Generated by GPT-5-mini| Australian Dictionary of Biography | |
|---|---|
![]() | |
| Name | Australian Dictionary of Biography |
| Caption | Cover of a print volume |
| Country | Australia |
| Language | English |
| Subject | Biographical dictionary |
| Genre | Reference |
| Publisher | Melbourne University Press; Australian National University Press |
| Media type | Print; online |
Australian Dictionary of Biography is a national, scholarly biographical reference that documents the lives of notable Australians from colonial times to the present. It combines contributions from academic historians, archivists and subject specialists to provide authoritative entries on politicians, explorers, judges, clergy, artists and entrepreneurs. Renowned for its editorial rigour and comprehensive coverage, it serves libraries, researchers and general readers interested in Australian personages.
The project was initiated through collaboration between the Australian National University and the Australian National University Press with early sponsorship and editorial leadership tied to figures at the University of Melbourne and the Commonwealth Literary Fund. Its development in the 1960s and 1970s paralleled major national commemorations such as the Centenary of Federation of Australia and intersected with institutional archives like the National Library of Australia and the State Library of Victoria. Key editors and proposers included scholars associated with the Australian Dictionary of Biography Trust and contributors who had links to the Royal Historical Society of Victoria and the Australian Academy of the Humanities. Over successive decades the project expanded through funding partnerships involving the Australian Research Council and state governments including New South Wales Government and Victorian Government support programs.
Coverage extends from early colonial settlers through explorers, administrators, military officers and cultural figures. Entries profile individuals such as Edmund Barton, Henry Parkes, Catherine Helen Spence, John Curtin and Robert Menzies alongside scientists like Sir Douglas Mawson, artists such as Sidney Nolan, and writers including Patrick White. The dictionary also treats figures from Indigenous history like Truganini and Dame Mary Donaldson (Tasmanian) where documentary evidence permits. Legal and judicial personalities represented include Sir Owen Dixon and Sir Isaac Isaacs, while business leaders such as Wesfarmers founders and pastoralists appear alongside activists like Eddie Mabo and Vida Goldstein. Thematic breadth reaches politicians, explorers, judges, clergy, artists, athletes and immigrants, with entries on recipients of awards such as the Order of Australia and participants in events like the Gallipoli campaign and the Eureka Stockade.
Entries are commissioned from historians and subject experts at institutions including the University of Sydney, Monash University, Australian National University, University of Queensland and University of Western Australia. Editorial standards require primary-source research in archives such as the National Archives of Australia and the State Library of New South Wales and engagement with collections held by museums like the National Museum of Australia. Contributors have included biographers of prominence who have also worked on subjects connected to the High Court of Australia, the Royal Australian Navy, the Australian Army and cultural institutions such as the Art Gallery of New South Wales. The editorial board has incorporated scholars affiliated with learned bodies such as the Australian Academy of Science and the Royal Historical Society of Queensland to ensure accuracy and balance.
Originally issued in multi-volume print editions by publishers including the Melbourne University Press and the Australian National University Press, the work was released in successive chronological volumes covering periods such as 1788–1850 and 1851–1890. Individual volumes carry entries on figures ranging from surveyors associated with the Surveyor-General of New South Wales to politicians who served in the Commonwealth Parliament of Australia. Special print editions and companion indexes have been produced for libraries and institutions such as the National Library of Australia. Later editions incorporated expanded entries and updated bibliographies reflecting new scholarship from university presses and historical societies.
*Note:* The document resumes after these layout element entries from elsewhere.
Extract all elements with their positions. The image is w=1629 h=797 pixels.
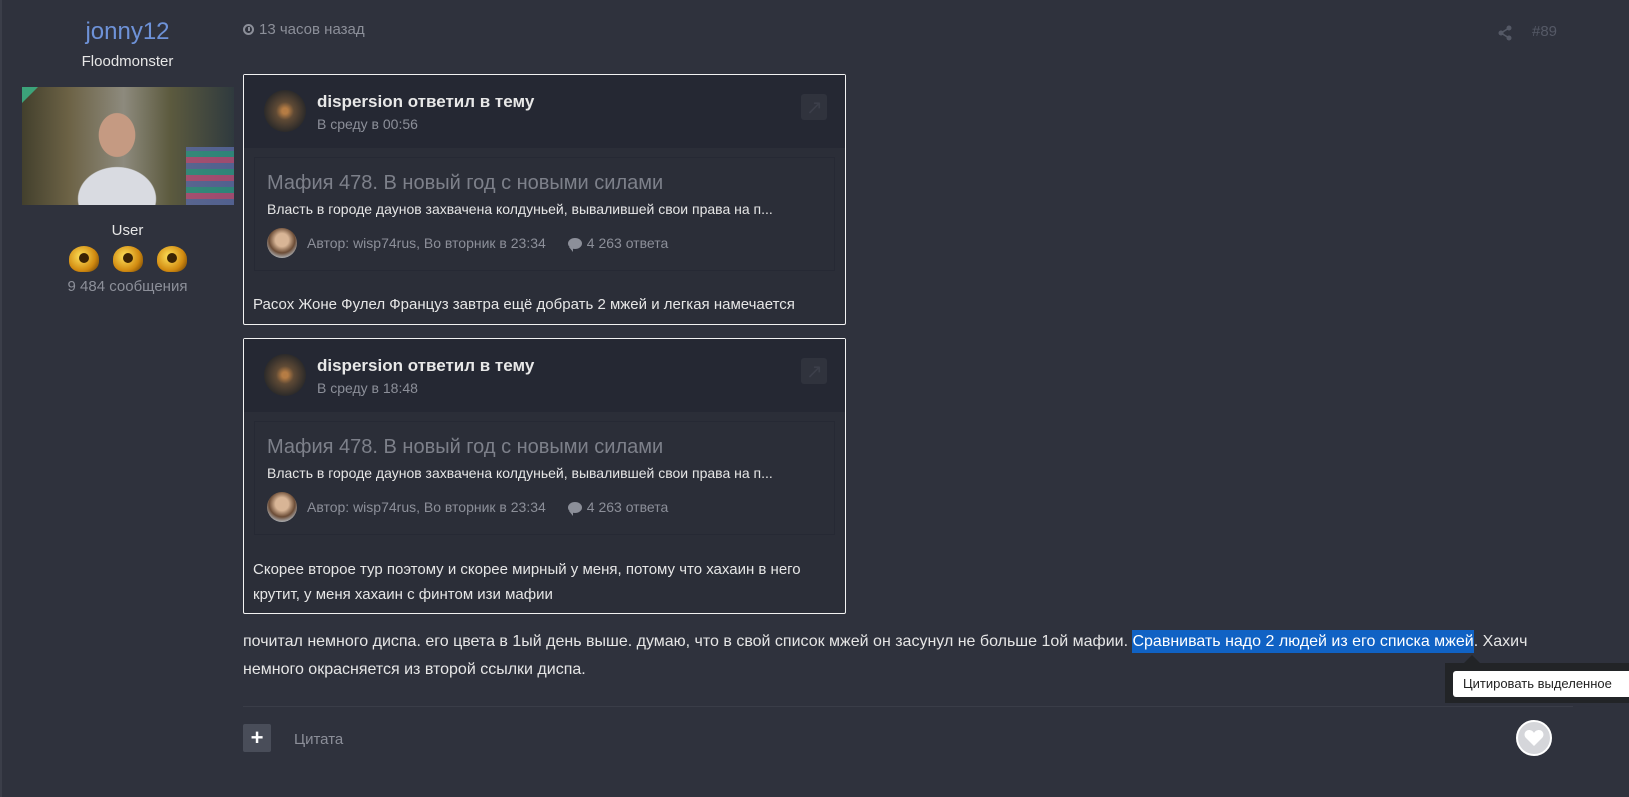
multiquote-plus-button[interactable]: + <box>243 724 271 752</box>
left-edge <box>0 0 2 797</box>
topic-author: Автор: wisp74rus, Во вторник в 23:34 <box>307 235 546 251</box>
user-avatar[interactable] <box>264 354 306 396</box>
quoted-activity-card: dispersion ответил в тему В среду в 00:5… <box>243 74 846 325</box>
clock-icon <box>243 24 254 35</box>
topic-title-link[interactable]: Мафия 478. В новый год с новыми силами <box>267 436 663 459</box>
card-headline: dispersion ответил в тему <box>317 92 534 112</box>
share-icon[interactable] <box>1497 25 1513 41</box>
card-time: В среду в 18:48 <box>317 380 418 396</box>
card-headline: dispersion ответил в тему <box>317 356 534 376</box>
online-indicator-icon <box>21 87 38 103</box>
topic-author: Автор: wisp74rus, Во вторник в 23:34 <box>307 499 546 515</box>
quote-selection-button[interactable]: Цитировать выделенное <box>1453 671 1629 697</box>
quoted-activity-card: dispersion ответил в тему В среду в 18:4… <box>243 338 846 614</box>
author-group: User <box>111 222 144 239</box>
heart-icon <box>1524 730 1544 746</box>
author-name-link[interactable]: jonny12 <box>20 18 235 46</box>
card-user-link[interactable]: dispersion <box>317 356 403 375</box>
selected-text[interactable]: Сравнивать надо 2 людей из его списка мж… <box>1132 630 1474 653</box>
card-reply-text: Расох Жоне Фулел Француз завтра ещё добр… <box>253 296 795 313</box>
card-time: В среду в 00:56 <box>317 116 418 132</box>
topic-replies: 4 263 ответа <box>586 235 669 251</box>
card-action: ответил в тему <box>407 356 535 375</box>
rank-badge-icon <box>109 243 147 275</box>
card-header: dispersion ответил в тему В среду в 18:4… <box>244 339 845 412</box>
topic-preview: Мафия 478. В новый год с новыми силами В… <box>254 157 835 271</box>
quote-button[interactable]: Цитата <box>294 731 343 748</box>
topic-author-avatar[interactable] <box>267 492 297 522</box>
post-number-link[interactable]: #89 <box>1532 23 1557 40</box>
card-reply-text: Скорее второе тур поэтому и скорее мирны… <box>253 561 801 603</box>
external-link-icon[interactable] <box>801 94 827 120</box>
card-action: ответил в тему <box>407 92 535 111</box>
post-date[interactable]: 13 часов назад <box>243 21 365 38</box>
like-button[interactable] <box>1516 720 1552 756</box>
user-avatar[interactable] <box>264 90 306 132</box>
post-divider <box>243 706 1573 707</box>
card-header: dispersion ответил в тему В среду в 00:5… <box>244 75 845 148</box>
quote-selection-tooltip: Цитировать выделенное <box>1445 655 1629 703</box>
topic-excerpt: Власть в городе даунов захвачена колдунь… <box>267 465 773 481</box>
topic-excerpt: Власть в городе даунов захвачена колдунь… <box>267 201 773 217</box>
external-link-icon[interactable] <box>801 358 827 384</box>
rank-badge-icon <box>65 243 103 275</box>
topic-meta: Автор: wisp74rus, Во вторник в 23:34 4 2… <box>267 492 668 522</box>
card-user-link[interactable]: dispersion <box>317 92 403 111</box>
author-avatar[interactable] <box>21 87 234 205</box>
rank-badges <box>20 243 235 275</box>
author-panel: jonny12 Floodmonster User 9 484 сообщени… <box>20 0 235 295</box>
author-title: Floodmonster <box>81 53 174 70</box>
post-text-plain: почитал немного диспа. его цвета в 1ый д… <box>243 633 1133 650</box>
topic-replies: 4 263 ответа <box>586 499 669 515</box>
comment-icon <box>567 501 582 516</box>
post-time: 13 часов назад <box>259 21 365 38</box>
topic-preview: Мафия 478. В новый год с новыми силами В… <box>254 421 835 535</box>
rank-badge-icon <box>153 243 191 275</box>
topic-title-link[interactable]: Мафия 478. В новый год с новыми силами <box>267 172 663 195</box>
topic-meta: Автор: wisp74rus, Во вторник в 23:34 4 2… <box>267 228 668 258</box>
topic-author-avatar[interactable] <box>267 228 297 258</box>
post-body: почитал немного диспа. его цвета в 1ый д… <box>243 628 1573 684</box>
avatar-background-detail <box>185 147 234 205</box>
comment-icon <box>567 237 582 252</box>
author-posts-count: 9 484 сообщения <box>67 278 188 295</box>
A major transition to electronic access involved digitisation initiatives coordinated by the Australian National University and hosted with support from the National Library of Australia and state libraries. The online platform enables full-text searching, cross-references and hyperlinks between entries and institutional catalogues such as those of the State Library of Victoria and the National Archives of Australia. Digitisation projects have drawn on grants from bodies including the Australian Research Council and collaborations with university computing centres at institutions like Monash University to improve discoverability and preserve archival metadata.
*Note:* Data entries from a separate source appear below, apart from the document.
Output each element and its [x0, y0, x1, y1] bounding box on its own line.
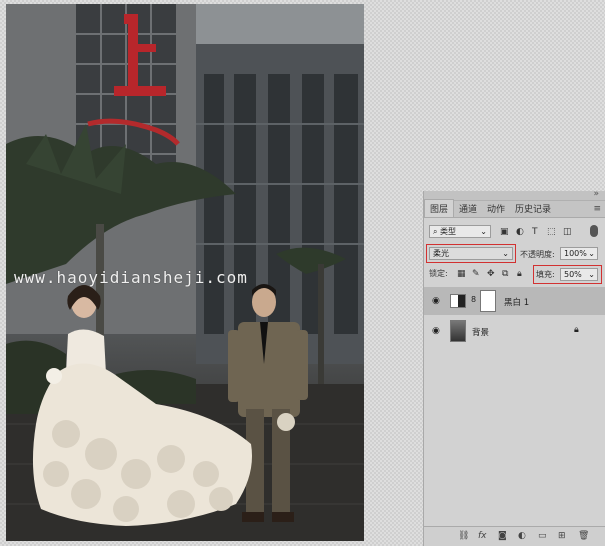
tab-actions[interactable]: 动作 — [482, 200, 510, 217]
chevron-down-icon: ⌄ — [588, 249, 595, 258]
new-adjustment-icon[interactable]: ◐ — [518, 531, 526, 541]
blend-mode-highlight — [426, 244, 516, 263]
filter-kind-select[interactable]: ⌕ 类型 ⌄ — [429, 225, 491, 238]
tab-history[interactable]: 历史记录 — [510, 200, 556, 217]
filter-row: ⌕ 类型 ⌄ ▣ ◐ T ⬚ ◫ — [424, 223, 605, 241]
panel-tabs: 图层 通道 动作 历史记录 ≡ — [424, 199, 605, 218]
layer-name-background[interactable]: 背景 — [472, 326, 489, 338]
lock-pixels-icon[interactable]: ✎ — [472, 269, 480, 279]
lock-transparent-icon[interactable]: ▦ — [457, 269, 466, 279]
collapse-chevrons-icon[interactable]: » — [593, 189, 599, 199]
blend-row: 柔光 ⌄ 不透明度: 100% ⌄ — [424, 244, 605, 263]
panel-menu-icon[interactable]: ≡ — [593, 204, 601, 214]
opacity-field[interactable]: 100% ⌄ — [560, 247, 598, 260]
panel-bottom-bar: ⛓ fx ◙ ◐ ▭ ⊞ 🗑︎ — [424, 526, 605, 546]
mask-thumbnail[interactable] — [480, 290, 496, 312]
trash-icon[interactable]: 🗑︎ — [578, 531, 589, 541]
layer-name-bw[interactable]: 黑白 1 — [504, 296, 529, 308]
new-layer-icon[interactable]: ⊞ — [558, 531, 566, 541]
layer-lock-icon: 🔒︎ — [574, 325, 579, 335]
layers-panel: » 图层 通道 动作 历史记录 ≡ ⌕ 类型 ⌄ ▣ ◐ T ⬚ ◫ 柔光 ⌄ … — [423, 189, 605, 546]
layer-row-bw[interactable]: ◉ 8 黑白 1 — [424, 287, 605, 315]
chevron-down-icon: ⌄ — [480, 227, 487, 236]
background-thumbnail — [450, 320, 466, 342]
lock-all-icon[interactable]: 🔒︎ — [517, 269, 522, 279]
lock-artboard-icon[interactable]: ⧉ — [502, 269, 508, 279]
lock-label: 锁定: — [429, 269, 448, 278]
filter-toggle-icon[interactable] — [590, 225, 598, 237]
add-mask-icon[interactable]: ◙ — [498, 531, 507, 541]
lock-row: 锁定: ▦ ✎ ✥ ⧉ 🔒︎ 填充: 50% ⌄ — [424, 265, 605, 284]
fx-icon[interactable]: fx — [478, 531, 487, 541]
search-icon: ⌕ — [433, 227, 438, 236]
tab-channels[interactable]: 通道 — [454, 200, 482, 217]
filter-kind-value: 类型 — [440, 227, 457, 236]
tab-layers[interactable]: 图层 — [424, 199, 455, 217]
shape-filter-icon[interactable]: ⬚ — [547, 227, 556, 237]
opacity-label: 不透明度: — [520, 250, 555, 259]
visibility-eye-icon[interactable]: ◉ — [432, 326, 440, 336]
wedding-photo: www.haoyidiansheji.com — [6, 4, 364, 541]
layer-row-background[interactable]: ◉ 背景 🔒︎ — [424, 317, 605, 345]
new-group-icon[interactable]: ▭ — [538, 531, 547, 541]
smart-object-filter-icon[interactable]: ◫ — [563, 227, 572, 237]
link-icon[interactable]: 8 — [471, 295, 476, 304]
watermark-text: www.haoyidiansheji.com — [14, 268, 248, 287]
fill-highlight — [533, 265, 602, 284]
visibility-eye-icon[interactable]: ◉ — [432, 296, 440, 306]
adjustment-thumbnail — [450, 294, 466, 308]
adjustment-filter-icon[interactable]: ◐ — [516, 227, 524, 237]
opacity-value: 100% — [564, 249, 587, 258]
image-filter-icon[interactable]: ▣ — [500, 227, 509, 237]
text-filter-icon[interactable]: T — [532, 227, 538, 237]
lock-position-icon[interactable]: ✥ — [487, 269, 495, 279]
link-layers-icon[interactable]: ⛓ — [458, 531, 469, 541]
The dictionary has been cited in scholarship across Australian history, legal studies and cultural studies and used by institutions including the National Library of Australia, the Parliamentary Library of Australia and state archives. Its influence extends to public history projects, museum exhibitions at places like the Museum of Australian Democracy at Old Parliament House and educational curricula in universities such as Australian National University and University of Melbourne. Reviews in academic journals and commentary from historians associated with the Australian Historical Association and the Royal Historical Society of Victoria have noted its strengths in documentary scholarship while encouraging expansion of coverage for under-represented communities and figures connected to events like the Stolen Generations and regional movements.